Well, I think you have to -- you do have to take a minute and recognize the great job Applied Materials did around the world. They beat every item that they were focused on, and did a good job of getting the orders that the customers were ready to place. So, clearly we're well positioned as we move ahead. What you see is we're in an early phase of the upturn in this industry. Clearly the customers have done sort of the easy investment. And now they're trying to sass and decide which of the major new factors they'll begin to put in place. We think with this increase in PC demand, that would seem to be stronger than people thought, clearly telecommunications is exploding, the Internet and the consumer application of silicone will drive a good bookings flow into next year. And we see next year as a stronger year than this year, because there's this activity we talked about when we were at the trade show, the first one, the move to .18.
Mark: That's an interesting choice of words you had there a moment ago when you said your people got the orders that customers were ready to place. And I'm getting a sense from what you said that you are encountering customers who are a little hesitant to place orders. Am I correct? And if so, what is holding things up? What is keeping your customers tentative?
Well, I think, you know, they've been through a tough two or three years. And, so, they've been pretty cautious in this upturn. If you look at all our orders, they've only been for sort of the leading-edge technology and primarily where they could upgrades in the lines that they had existing. Now they're into the decision process to expand new lines which, of course, will create a broad demand for equipment.
Mark: Okay. So, you are right now going through a period where the comparisons are relatively easy, because we're comparing to a real bad time in the business, no matter what company, Novellus, yourself, everybody suffered, but with order growth at 5% sequentially, that suggests that things are not going to be looking good maybe six, nine months from now.
Well, what I would think is that really it's just a period where they're assessing their long-term plans. If you continue to believe that the demand from the Internet, from all the other applications that are taking place, they clearly had to buy more equipment. And for us, you know, we've kind of gotten back to this level with products that have been the broad base of what we currently have in the line.
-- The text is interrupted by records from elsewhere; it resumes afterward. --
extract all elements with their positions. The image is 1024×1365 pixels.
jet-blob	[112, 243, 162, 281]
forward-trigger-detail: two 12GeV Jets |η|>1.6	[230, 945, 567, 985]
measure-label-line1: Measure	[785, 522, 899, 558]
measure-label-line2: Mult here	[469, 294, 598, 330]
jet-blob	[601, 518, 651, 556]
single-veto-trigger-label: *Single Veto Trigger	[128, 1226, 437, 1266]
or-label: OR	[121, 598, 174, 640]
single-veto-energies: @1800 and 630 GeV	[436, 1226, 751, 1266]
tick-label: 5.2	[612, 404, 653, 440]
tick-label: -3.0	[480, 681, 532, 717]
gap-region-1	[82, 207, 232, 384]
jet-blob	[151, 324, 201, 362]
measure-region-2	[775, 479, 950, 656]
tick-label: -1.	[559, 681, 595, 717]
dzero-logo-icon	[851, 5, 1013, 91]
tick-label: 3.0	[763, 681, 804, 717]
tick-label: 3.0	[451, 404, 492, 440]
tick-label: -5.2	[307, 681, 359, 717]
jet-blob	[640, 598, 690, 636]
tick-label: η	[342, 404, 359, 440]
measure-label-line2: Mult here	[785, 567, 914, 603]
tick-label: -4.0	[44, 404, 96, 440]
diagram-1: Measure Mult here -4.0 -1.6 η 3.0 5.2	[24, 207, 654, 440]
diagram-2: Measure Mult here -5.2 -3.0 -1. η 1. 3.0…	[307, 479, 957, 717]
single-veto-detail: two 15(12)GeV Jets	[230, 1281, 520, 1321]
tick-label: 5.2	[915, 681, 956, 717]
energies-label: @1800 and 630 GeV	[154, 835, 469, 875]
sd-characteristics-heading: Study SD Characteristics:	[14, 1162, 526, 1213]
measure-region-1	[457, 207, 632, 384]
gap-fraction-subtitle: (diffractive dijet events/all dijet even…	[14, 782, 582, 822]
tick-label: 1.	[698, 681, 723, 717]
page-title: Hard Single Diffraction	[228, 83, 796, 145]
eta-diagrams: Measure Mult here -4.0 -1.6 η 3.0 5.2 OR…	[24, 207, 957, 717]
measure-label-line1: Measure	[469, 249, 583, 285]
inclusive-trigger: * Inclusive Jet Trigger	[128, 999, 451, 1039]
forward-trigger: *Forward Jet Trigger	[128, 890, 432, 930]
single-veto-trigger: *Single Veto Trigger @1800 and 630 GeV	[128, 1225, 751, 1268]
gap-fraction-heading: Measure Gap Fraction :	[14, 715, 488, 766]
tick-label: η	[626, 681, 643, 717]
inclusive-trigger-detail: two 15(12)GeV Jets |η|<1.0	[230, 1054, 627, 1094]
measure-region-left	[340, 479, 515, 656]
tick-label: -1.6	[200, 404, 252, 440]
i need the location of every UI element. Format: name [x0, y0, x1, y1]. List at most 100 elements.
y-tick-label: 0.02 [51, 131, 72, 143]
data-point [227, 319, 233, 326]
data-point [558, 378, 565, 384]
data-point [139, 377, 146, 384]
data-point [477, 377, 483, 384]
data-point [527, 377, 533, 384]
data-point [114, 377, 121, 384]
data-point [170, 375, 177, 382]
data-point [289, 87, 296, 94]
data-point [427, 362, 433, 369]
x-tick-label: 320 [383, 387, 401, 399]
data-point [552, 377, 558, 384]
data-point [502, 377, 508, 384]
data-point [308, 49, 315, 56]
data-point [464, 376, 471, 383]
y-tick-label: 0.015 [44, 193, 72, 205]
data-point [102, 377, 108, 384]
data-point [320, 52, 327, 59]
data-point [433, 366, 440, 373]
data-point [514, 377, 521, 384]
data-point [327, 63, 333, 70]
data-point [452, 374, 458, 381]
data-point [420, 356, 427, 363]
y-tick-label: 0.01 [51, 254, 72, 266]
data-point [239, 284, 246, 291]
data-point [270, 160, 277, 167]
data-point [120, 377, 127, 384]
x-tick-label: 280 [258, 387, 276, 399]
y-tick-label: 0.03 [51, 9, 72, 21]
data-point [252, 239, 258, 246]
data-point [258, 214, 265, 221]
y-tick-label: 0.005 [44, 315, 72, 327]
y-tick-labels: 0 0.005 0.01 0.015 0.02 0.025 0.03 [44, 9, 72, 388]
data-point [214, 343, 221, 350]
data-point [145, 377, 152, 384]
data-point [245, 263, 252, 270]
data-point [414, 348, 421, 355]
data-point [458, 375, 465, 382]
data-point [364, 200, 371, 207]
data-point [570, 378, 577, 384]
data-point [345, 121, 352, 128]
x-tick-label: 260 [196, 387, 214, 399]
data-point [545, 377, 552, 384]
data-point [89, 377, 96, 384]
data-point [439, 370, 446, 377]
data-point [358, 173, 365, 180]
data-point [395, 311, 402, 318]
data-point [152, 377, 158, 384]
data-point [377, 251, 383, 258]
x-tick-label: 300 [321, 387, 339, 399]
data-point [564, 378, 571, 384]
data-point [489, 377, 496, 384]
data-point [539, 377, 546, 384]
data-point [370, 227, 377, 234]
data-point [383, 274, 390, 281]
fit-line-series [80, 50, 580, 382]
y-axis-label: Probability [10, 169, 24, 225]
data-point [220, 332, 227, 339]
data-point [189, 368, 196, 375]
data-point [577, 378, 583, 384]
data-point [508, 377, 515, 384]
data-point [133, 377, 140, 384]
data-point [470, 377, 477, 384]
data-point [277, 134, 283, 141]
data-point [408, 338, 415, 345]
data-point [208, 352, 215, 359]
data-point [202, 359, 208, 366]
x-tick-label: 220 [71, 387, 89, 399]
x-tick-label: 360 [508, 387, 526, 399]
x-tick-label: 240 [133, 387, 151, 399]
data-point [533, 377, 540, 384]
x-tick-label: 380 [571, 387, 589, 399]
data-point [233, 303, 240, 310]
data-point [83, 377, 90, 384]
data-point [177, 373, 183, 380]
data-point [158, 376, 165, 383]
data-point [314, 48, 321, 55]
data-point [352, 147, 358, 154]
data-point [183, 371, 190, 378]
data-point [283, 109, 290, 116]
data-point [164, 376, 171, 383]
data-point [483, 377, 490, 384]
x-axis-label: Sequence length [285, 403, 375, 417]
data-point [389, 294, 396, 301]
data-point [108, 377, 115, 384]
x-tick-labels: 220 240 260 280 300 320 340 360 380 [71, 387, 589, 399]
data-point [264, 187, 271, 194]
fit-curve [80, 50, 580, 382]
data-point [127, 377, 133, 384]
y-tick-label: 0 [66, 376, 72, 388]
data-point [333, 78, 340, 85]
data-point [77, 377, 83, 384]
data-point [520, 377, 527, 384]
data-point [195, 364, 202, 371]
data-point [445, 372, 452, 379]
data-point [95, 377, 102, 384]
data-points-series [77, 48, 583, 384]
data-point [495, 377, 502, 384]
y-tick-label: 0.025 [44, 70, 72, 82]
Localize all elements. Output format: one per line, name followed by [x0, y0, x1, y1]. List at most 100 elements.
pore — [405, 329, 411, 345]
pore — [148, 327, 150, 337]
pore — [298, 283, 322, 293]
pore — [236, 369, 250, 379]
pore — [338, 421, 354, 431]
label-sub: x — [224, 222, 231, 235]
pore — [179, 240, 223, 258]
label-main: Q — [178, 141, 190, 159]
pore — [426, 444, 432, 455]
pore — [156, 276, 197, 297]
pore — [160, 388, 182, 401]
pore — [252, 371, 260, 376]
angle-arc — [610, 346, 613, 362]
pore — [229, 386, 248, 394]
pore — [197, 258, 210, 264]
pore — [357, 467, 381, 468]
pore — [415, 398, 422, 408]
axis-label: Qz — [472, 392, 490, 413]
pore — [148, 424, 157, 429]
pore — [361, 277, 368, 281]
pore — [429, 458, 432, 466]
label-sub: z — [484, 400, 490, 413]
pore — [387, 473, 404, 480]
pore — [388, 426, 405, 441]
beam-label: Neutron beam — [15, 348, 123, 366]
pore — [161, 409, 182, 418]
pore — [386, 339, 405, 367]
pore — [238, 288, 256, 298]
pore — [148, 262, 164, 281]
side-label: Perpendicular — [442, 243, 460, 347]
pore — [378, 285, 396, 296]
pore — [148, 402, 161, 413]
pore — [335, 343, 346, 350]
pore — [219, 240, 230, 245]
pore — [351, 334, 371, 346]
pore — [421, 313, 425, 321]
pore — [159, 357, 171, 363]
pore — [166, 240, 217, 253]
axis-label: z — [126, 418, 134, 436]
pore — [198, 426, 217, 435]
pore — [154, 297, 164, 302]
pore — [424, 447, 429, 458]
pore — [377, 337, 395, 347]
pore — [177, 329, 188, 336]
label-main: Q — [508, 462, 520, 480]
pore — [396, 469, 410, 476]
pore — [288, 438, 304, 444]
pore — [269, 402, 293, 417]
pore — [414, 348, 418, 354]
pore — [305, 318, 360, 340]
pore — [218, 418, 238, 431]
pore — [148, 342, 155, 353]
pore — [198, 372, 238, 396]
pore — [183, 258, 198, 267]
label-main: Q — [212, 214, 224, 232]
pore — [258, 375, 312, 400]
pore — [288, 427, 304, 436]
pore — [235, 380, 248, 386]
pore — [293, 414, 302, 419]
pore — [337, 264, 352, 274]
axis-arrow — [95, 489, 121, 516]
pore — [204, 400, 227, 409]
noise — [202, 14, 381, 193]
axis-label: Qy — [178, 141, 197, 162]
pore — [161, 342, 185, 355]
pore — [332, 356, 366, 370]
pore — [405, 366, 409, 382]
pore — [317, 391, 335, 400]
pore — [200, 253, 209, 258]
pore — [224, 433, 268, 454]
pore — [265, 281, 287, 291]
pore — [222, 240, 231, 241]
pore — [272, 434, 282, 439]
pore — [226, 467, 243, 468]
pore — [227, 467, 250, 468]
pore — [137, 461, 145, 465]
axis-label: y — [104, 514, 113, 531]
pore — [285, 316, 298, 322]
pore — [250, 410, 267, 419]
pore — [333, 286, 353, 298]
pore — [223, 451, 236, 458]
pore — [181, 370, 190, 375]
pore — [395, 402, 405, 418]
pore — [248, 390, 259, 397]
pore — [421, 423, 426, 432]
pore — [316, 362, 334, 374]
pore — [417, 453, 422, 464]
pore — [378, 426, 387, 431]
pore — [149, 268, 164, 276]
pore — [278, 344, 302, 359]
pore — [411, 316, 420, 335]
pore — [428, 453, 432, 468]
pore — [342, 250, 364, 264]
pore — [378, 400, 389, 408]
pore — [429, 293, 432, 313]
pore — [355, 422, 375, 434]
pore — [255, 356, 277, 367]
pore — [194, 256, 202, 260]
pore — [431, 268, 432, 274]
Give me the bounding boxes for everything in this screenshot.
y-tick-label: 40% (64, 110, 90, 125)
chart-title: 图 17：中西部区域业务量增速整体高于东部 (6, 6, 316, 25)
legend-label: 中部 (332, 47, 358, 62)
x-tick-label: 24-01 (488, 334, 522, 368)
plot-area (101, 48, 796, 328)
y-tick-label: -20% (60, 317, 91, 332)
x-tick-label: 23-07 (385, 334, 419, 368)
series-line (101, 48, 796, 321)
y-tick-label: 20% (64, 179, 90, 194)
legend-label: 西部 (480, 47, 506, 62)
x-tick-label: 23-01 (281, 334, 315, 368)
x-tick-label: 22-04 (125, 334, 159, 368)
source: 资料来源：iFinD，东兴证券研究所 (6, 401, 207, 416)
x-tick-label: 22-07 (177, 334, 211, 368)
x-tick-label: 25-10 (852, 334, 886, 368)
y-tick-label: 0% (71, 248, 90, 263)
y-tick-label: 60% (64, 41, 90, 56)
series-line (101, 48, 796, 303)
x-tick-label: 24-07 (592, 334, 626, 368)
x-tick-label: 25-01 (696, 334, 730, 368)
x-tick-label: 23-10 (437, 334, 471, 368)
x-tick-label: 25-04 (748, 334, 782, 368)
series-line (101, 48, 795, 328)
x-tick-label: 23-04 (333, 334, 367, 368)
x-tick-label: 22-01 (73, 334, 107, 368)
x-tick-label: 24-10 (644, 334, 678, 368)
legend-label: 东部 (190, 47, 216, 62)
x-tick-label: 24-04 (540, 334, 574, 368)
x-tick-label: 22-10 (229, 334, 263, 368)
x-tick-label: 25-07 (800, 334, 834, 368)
And we're also introducing areas which will expand very rapidly, the chemical mechanical policy, which you know is a new marketing area that's opening up. There's a movement in a single wafer for thermo processing, which us a whole new market for us. Process diagnostics and control, that should grow a lot in the next couple years. We have -- we've introduced electrochemical plater in April. So, there's just a lot of things that we believe will add to our business during the next couple years.
Mark: Let me ask you this, Mr. Morgan. Forgive my ignorance, but those things you mentioned, are they new technologies entirely or are they an invasion of someone else's market space?
They are both. Mostly markets that we haven't had a strong position in.
Mark: Okay. You have said in the press release that you expect the semiconductor industry as a whole to double in the next five years, I believe.
Mark: Okay. It would only take about a 15% growth per year to double in five years, which suggests that you're going to have to either be able to raise prices or take market share in order to grow faster than 15%.
Right. Well, I think if you look over the years, Mark, we've compounded it over 25%. And so, ever since I've been there. So what you find is that if you take the base product of the industry growing at about 17% and then you add gains which we have in some of the new -- the technology areas, and you add the new businesses on top of that, plus there's a whole new market that's expanding in what we call toll service solutions, which we introduced at the trade show, which could add several billion dollars to our general revenue. So, we have plenty of opportunities to grow $10 to $12 billion company.
Mark: Okay, Mr. Morgan. Take good care of my money.
Mark: That was Jim Morgan, Chairman and CEO of Applied Materials.